ザラフィアンツのピアノを聴く... |
ふと耳にしたショパンの一曲に非常に心打たれたことがあった。
ピアニストの名はエフゲニー・ザラフィアンツという。
その時は全く知らないピアニストだったのだが、彼の音の繊細さは生でなくても十分に伝わってくるものだった。そして、彼の弾くピアノの音々には、憂いを感じた。
なぜこんなにも哀しい音になるのだろう?音そのものが哀愁を帯びているのだ。
◆Chopin Nocturne No.20 in C sharp minor op.potsh
Piano: Evgeny Zarafiants
色々調べて、ザラフィアンツは時折日本で公開レッスンや演奏をしていることを知った。
地味ながら芸術家らしいアプローチは活動を見るだけでも明らかだが、機会を得て初めて彼の音楽を聴くことが出来た。(彼の活動をサポートする組織があるようだ)
《エフゲニー・ザラフィアンツ ピアノリサイタル》
2011年12月12日 (月) 19時 東京文化会館小ホール
○シューマン : 蝶々 op.2、森の情景 op.82
○ショパン:ポロネーズ第7番 変イ長調「幻想ポロネーズ」op.61
○ショパン:ポロネーズ第6番 変イ長調「英雄」op.53
○リスト:ソナタ ロ短調
全席自由:一般5500円 学生3000円
○アンコール:ショパン「ポロネーズ第10番」
モシュコフスキー「愛のワルツ」
ppp(ピアニッシシモ)のような超弱音?に今まで聴いたことのなかった美しさが燻し銀のような輝きを放っているのだ。けっして華やかではない、かといって暗いのでもなく、様々な人生経験を経てこそ醸し出される憂いを帯びた輝きとでも言おうか、大人の音、本物の音楽を創るピアニストなのだ。
メインプログラムはリストのロ短調。
シューマンやショパンはその導入のようだった。
作品をあそこまで掘り起こし、とことん突詰め自分の音楽にし、高めているのには驚嘆。テクニックだけで到底辿り着けない、本物の音楽を目ざす者だけに与えられた音楽創りと言えばいいのだろうか?凄まじい集中力と精神力でリストの音楽を創りあげた。

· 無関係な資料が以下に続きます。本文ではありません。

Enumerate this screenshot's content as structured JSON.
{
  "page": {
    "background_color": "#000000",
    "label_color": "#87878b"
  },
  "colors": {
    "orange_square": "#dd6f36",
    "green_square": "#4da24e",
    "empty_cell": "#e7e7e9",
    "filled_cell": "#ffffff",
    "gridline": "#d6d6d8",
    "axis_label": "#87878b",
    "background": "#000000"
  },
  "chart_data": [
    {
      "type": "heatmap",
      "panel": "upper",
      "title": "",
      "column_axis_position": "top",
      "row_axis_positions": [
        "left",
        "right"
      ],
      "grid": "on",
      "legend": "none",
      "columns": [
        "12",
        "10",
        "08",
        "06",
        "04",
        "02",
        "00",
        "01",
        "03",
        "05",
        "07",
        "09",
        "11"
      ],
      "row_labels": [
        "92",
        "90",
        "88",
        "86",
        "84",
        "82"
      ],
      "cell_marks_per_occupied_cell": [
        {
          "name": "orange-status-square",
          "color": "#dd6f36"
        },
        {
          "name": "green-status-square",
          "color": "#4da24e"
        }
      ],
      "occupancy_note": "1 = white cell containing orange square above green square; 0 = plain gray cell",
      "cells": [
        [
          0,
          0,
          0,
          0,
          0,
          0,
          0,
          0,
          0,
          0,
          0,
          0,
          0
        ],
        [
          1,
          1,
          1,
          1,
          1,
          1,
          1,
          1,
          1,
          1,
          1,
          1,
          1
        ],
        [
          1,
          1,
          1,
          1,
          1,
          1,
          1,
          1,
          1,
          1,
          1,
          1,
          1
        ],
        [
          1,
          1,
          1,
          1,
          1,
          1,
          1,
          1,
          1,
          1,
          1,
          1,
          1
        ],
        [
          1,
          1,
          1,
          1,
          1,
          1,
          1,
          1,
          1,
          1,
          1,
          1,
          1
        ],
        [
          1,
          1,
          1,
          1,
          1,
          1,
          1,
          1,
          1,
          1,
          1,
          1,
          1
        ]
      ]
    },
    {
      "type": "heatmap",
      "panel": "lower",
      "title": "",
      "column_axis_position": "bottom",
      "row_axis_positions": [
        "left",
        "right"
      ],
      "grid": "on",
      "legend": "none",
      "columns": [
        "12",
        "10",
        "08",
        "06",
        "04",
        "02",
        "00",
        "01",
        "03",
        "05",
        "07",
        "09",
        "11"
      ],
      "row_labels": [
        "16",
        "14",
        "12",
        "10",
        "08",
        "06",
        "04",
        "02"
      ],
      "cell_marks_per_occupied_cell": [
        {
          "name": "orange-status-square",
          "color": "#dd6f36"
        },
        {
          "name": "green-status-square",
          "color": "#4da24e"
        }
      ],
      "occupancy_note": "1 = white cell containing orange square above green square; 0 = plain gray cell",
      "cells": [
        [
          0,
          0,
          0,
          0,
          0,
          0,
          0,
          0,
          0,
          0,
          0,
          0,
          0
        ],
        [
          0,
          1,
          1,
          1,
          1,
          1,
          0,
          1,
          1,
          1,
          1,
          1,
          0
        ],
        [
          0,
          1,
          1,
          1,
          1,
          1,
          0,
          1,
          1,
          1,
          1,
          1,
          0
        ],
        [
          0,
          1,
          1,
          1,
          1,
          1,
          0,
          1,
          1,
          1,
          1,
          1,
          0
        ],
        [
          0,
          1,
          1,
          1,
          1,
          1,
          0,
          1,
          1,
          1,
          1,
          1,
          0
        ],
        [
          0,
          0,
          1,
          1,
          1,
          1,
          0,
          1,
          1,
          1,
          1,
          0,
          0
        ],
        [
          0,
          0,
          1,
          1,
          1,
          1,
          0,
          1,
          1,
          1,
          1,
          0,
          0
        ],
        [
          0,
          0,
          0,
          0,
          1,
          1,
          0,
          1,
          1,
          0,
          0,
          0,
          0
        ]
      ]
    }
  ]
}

彼は心底からリストの音楽に入り込み、寄り添い、自分と同化しているかのように感じた。
彼は音楽創りにしても,ピアノの音にしても、とても個性のあるピアニストで、(はっきり言って)たぶんメジャーにはならないだろうけれど、非凡なる才能の持ち主であることは間違いない。特に、弱音の美しさ、繊細さには脱帽。小さい音のなんと豊かなことか...。
残念だったのは私自身がリストの音楽をほとんど理解できていないことだった。彼のお陰でまた世界が広がった気がしている。

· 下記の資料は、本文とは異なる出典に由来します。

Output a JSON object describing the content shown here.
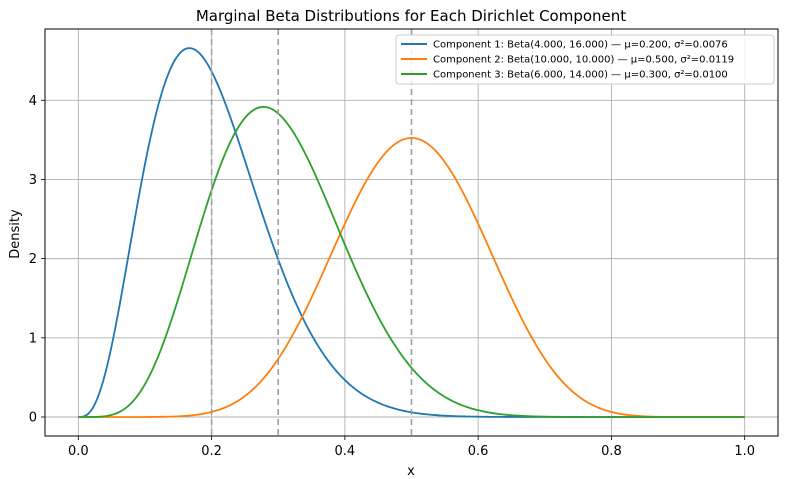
{
  "chart_data": {
    "type": "line",
    "title": "Marginal Beta Distributions for Each Dirichlet Component",
    "xlabel": "x",
    "ylabel": "Density",
    "xlim": [
      -0.05,
      1.05
    ],
    "ylim": [
      -0.24,
      4.9
    ],
    "x_ticks": [
      0.0,
      0.2,
      0.4,
      0.6,
      0.8,
      1.0
    ],
    "x_tick_labels": [
      "0.0",
      "0.2",
      "0.4",
      "0.6",
      "0.8",
      "1.0"
    ],
    "y_ticks": [
      0,
      1,
      2,
      3,
      4
    ],
    "y_tick_labels": [
      "0",
      "1",
      "2",
      "3",
      "4"
    ],
    "grid": true,
    "legend_position": "top-right",
    "series": [
      {
        "name": "Component 1: Beta(4.000, 16.000) — μ=0.200, σ²=0.0076",
        "alpha": 4,
        "beta": 16,
        "mean": 0.2,
        "color": "#1f77b4"
      },
      {
        "name": "Component 2: Beta(10.000, 10.000) — μ=0.500, σ²=0.0119",
        "alpha": 10,
        "beta": 10,
        "mean": 0.5,
        "color": "#ff7f0e"
      },
      {
        "name": "Component 3: Beta(6.000, 14.000) — μ=0.300, σ²=0.0100",
        "alpha": 6,
        "beta": 14,
        "mean": 0.3,
        "color": "#2ca02c"
      }
    ],
    "mean_lines": {
      "x": [
        0.2,
        0.5,
        0.3
      ],
      "color": "#a0a0a0",
      "style": "dashed"
    }
  }
}
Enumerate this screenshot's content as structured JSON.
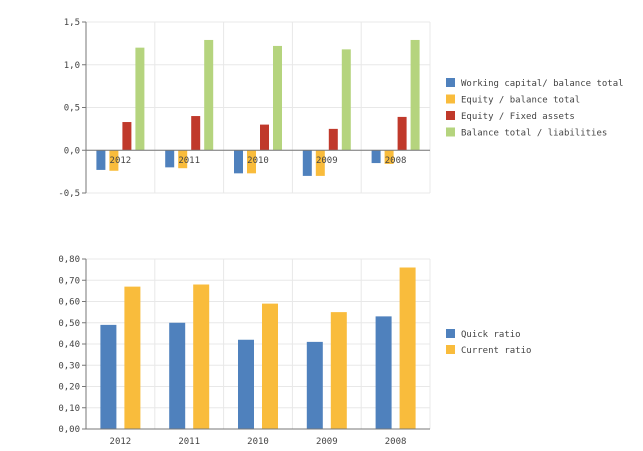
{
  "chart_data": [
    {
      "type": "bar",
      "categories": [
        "2012",
        "2011",
        "2010",
        "2009",
        "2008"
      ],
      "series": [
        {
          "name": "Working capital/ balance total",
          "color": "#4f81bd",
          "values": [
            -0.23,
            -0.2,
            -0.27,
            -0.3,
            -0.15
          ]
        },
        {
          "name": "Equity / balance total",
          "color": "#f9bc3c",
          "values": [
            -0.24,
            -0.21,
            -0.27,
            -0.3,
            -0.16
          ]
        },
        {
          "name": "Equity / Fixed assets",
          "color": "#c0392b",
          "values": [
            0.33,
            0.4,
            0.3,
            0.25,
            0.39
          ]
        },
        {
          "name": "Balance total / liabilities",
          "color": "#b5d47e",
          "values": [
            1.2,
            1.29,
            1.22,
            1.18,
            1.29
          ]
        }
      ],
      "ylim": [
        -0.5,
        1.5
      ],
      "yticks": [
        "-0,5",
        "0,0",
        "0,5",
        "1,0",
        "1,5"
      ],
      "grid": true,
      "legend": "right"
    },
    {
      "type": "bar",
      "categories": [
        "2012",
        "2011",
        "2010",
        "2009",
        "2008"
      ],
      "series": [
        {
          "name": "Quick ratio",
          "color": "#4f81bd",
          "values": [
            0.49,
            0.5,
            0.42,
            0.41,
            0.53
          ]
        },
        {
          "name": "Current ratio",
          "color": "#f9bc3c",
          "values": [
            0.67,
            0.68,
            0.59,
            0.55,
            0.76
          ]
        }
      ],
      "ylim": [
        0,
        0.8
      ],
      "yticks": [
        "0,00",
        "0,10",
        "0,20",
        "0,30",
        "0,40",
        "0,50",
        "0,60",
        "0,70",
        "0,80"
      ],
      "grid": true,
      "legend": "right"
    }
  ]
}
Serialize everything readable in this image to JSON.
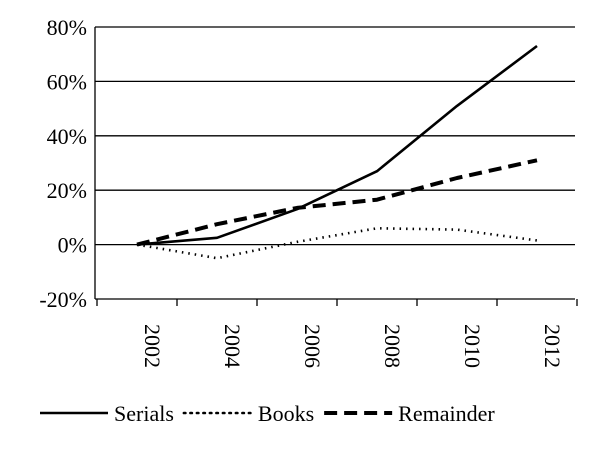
{
  "chart_data": {
    "type": "line",
    "title": "",
    "xlabel": "",
    "ylabel": "",
    "x": [
      2002,
      2004,
      2006,
      2008,
      2010,
      2012
    ],
    "x_tick_labels": [
      "2002",
      "2004",
      "2006",
      "2008",
      "2010",
      "2012"
    ],
    "y_tick_values": [
      -20,
      0,
      20,
      40,
      60,
      80
    ],
    "y_tick_labels": [
      "-20%",
      "0%",
      "20%",
      "40%",
      "60%",
      "80%"
    ],
    "ylim": [
      -20,
      80
    ],
    "grid": "horizontal",
    "legend_position": "bottom",
    "series": [
      {
        "name": "Serials",
        "style": "solid",
        "color": "#000000",
        "values": [
          0,
          2.5,
          13,
          27,
          51,
          73
        ]
      },
      {
        "name": "Books",
        "style": "dotted",
        "color": "#000000",
        "values": [
          0,
          -5,
          1,
          6,
          5.5,
          1.5
        ]
      },
      {
        "name": "Remainder",
        "style": "dashed",
        "color": "#000000",
        "values": [
          0,
          7.5,
          13.5,
          16.5,
          24.5,
          31
        ]
      }
    ]
  }
}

アンコールは素晴らしい選曲で納得。最後の「愛のワルツ」で心穏やかに会場を後に出来た。彼のようなピアニストこそ本物なのだろうと思うし、チャンスがあれば是非また聴きたいと思う。
ご興味があれば、今回のリサイタルに向けたインタヴュー映像を。
な、なんと!日本語で話されます。彼の人柄がよく分かります。
音楽会で彼がニコリとすることはほとんどなかったので貴重です。(^^
◆インタヴュー映像/E.ザラフィアンツ リサイタルにむけて!
ただ、ショパンはコラージュでは表現しきれないと・・・。あえて、断片の美は排除するピアニスト達がいます。
私も是非、生の演奏を聴いてみたいと思いました。
こんばんは。素直な感想を伺って、、、なるほどと唸りました。
ピアニストの表現のことについても...。
音楽を創ることの難しさを越えて、様々な表現方法の中から自分でなければ出来ない「何か」を見出せたアーティストは幸せなのだと思います。

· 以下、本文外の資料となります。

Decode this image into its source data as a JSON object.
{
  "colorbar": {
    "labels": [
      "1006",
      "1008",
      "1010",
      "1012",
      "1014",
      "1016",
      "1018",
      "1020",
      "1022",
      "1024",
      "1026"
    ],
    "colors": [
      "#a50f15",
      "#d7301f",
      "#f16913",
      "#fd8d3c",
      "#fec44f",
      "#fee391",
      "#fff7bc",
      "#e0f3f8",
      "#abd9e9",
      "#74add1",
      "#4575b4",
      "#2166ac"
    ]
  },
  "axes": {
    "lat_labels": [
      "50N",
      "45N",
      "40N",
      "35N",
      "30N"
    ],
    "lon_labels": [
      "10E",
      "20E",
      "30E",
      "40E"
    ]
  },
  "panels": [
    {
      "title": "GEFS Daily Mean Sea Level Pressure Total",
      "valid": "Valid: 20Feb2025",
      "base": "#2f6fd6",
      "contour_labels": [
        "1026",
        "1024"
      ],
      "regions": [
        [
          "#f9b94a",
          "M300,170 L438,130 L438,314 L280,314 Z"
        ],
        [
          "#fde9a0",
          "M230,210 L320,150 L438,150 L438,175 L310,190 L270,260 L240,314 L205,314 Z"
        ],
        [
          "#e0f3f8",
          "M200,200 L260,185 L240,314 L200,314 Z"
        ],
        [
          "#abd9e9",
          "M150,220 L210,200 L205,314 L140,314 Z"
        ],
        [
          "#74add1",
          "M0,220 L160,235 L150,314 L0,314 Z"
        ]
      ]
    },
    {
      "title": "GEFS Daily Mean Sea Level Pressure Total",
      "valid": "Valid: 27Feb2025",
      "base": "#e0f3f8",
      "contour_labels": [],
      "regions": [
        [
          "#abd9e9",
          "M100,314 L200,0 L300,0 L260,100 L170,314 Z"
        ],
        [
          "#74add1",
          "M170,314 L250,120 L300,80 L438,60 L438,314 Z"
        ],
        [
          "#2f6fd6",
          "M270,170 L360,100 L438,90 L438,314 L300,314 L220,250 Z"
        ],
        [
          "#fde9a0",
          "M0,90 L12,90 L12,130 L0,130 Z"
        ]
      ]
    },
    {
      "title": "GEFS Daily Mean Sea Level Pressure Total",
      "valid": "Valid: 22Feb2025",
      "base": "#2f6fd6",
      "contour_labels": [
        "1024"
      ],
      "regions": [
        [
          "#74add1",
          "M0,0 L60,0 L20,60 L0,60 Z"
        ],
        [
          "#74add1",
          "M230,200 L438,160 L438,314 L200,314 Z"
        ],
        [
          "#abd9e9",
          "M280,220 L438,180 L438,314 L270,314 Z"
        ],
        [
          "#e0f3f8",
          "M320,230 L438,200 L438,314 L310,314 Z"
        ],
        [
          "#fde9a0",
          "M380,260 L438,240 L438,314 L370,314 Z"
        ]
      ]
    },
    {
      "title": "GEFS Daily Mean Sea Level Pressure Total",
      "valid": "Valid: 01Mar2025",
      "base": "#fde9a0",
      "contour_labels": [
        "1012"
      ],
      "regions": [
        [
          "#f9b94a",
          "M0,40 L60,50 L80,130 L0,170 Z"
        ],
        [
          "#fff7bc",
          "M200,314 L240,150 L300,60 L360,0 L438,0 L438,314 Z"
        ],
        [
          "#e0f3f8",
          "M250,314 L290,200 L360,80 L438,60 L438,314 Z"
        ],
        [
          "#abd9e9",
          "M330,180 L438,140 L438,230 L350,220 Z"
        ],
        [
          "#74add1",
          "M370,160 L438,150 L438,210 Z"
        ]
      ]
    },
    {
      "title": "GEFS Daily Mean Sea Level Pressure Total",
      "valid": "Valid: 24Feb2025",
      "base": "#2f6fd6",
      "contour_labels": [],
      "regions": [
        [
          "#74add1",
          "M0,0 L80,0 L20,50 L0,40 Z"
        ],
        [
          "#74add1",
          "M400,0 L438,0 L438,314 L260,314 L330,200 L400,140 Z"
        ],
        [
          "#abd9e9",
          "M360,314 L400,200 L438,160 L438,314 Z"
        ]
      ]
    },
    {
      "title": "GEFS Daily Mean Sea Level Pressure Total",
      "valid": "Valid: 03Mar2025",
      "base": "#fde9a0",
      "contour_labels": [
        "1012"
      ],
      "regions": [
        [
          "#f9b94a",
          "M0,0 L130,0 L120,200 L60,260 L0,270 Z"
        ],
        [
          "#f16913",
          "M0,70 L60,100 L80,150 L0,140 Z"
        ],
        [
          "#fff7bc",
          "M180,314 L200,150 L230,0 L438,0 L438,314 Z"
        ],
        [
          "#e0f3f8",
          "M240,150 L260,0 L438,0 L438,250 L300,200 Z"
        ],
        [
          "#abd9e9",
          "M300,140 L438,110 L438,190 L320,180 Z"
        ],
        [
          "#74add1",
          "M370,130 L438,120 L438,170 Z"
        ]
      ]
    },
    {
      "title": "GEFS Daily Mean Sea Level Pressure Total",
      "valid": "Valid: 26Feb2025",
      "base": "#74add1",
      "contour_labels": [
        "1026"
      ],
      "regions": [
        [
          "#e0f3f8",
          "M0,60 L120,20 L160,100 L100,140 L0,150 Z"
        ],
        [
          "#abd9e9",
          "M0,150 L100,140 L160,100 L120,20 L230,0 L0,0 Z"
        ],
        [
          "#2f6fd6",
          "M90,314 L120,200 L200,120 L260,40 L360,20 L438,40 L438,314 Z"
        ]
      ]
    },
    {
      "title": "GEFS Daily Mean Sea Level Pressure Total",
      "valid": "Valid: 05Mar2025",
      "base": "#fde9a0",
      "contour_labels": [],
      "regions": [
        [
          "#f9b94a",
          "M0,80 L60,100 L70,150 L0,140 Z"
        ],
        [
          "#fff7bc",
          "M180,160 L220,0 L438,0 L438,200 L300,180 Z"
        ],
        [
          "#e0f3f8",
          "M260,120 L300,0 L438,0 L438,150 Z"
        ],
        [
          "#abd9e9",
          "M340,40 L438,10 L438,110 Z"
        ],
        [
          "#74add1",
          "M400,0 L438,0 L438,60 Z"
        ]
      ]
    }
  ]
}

菜緒さんには是非一度生を聴いてみてほしいピアニストです。ライブでしか味わえないモノを持つピアニストだと思いました。なかなか考えさせられる演奏会でした。
今回のプログラムは後半だけで十分だと思えるくらい...彼の音楽には様々な評価があるでしょうが、タダモノではないと思いました。